Design and Evaluation of an Outdoor Exercise Program for Pediatric Cancer Survivors

Exercise programs for young people after cancer are not part of regular oncological care. This study describes and evaluates a regional outdoor exercise program and presents data with regard to the promoting and inhibiting factors for participation among pediatric cancer survivors. Exercise options, number of participants, and the cohort were evaluated descriptively for one year.
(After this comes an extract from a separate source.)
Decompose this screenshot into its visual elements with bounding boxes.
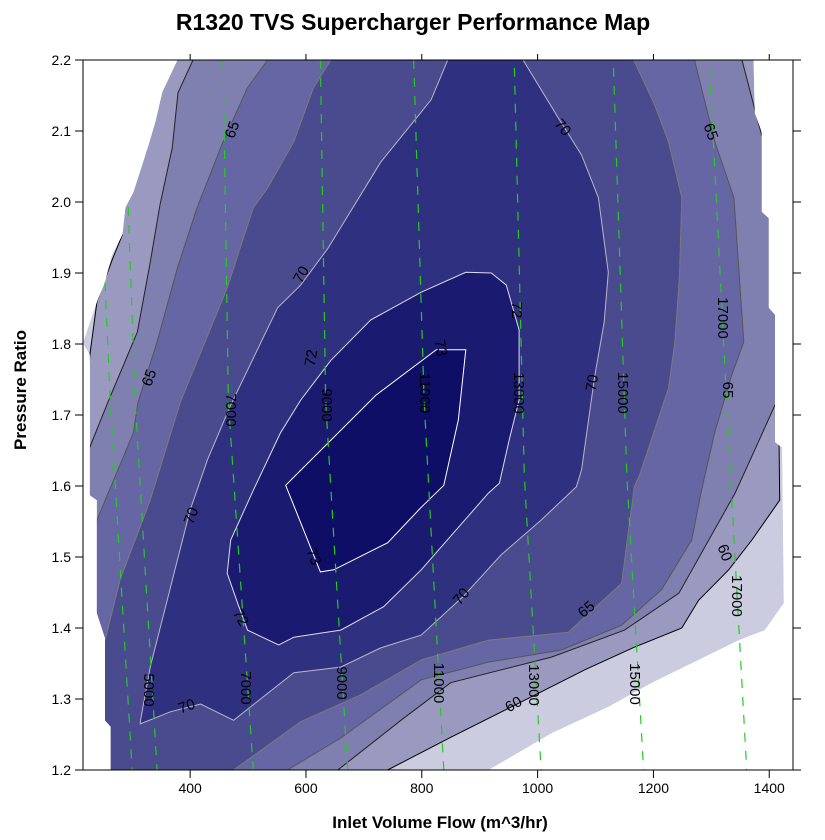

A self-developed questionnaire was used to evaluate satisfaction, mood, motivations, and barriers to exercise. Overall N = 26 survivors (14.6 ± 5.5 years) participated in at least one activity in 2019 including try-out days (N = 10) and active weekend camps (N = 2). No adverse events occurred in 302 physical activity hours. Twenty-one survivors participated in the survey. The largest motivational aspect to participate was "to try out a new sport" (83.9%). Survivors reported "good mood", and 'being happy' after exercising. The largest barrier was concern about 'not being able to keep up with others' (38.1%). Around one-third (try-out day) and 50% (active weekend camp) of survivors did not feel confident to continue exercising outside the supervised exercise oncology program. This survey shows high enthusiasm for this exercise program with different outdoor activities and suggests that similar interventions may be accepted by this population.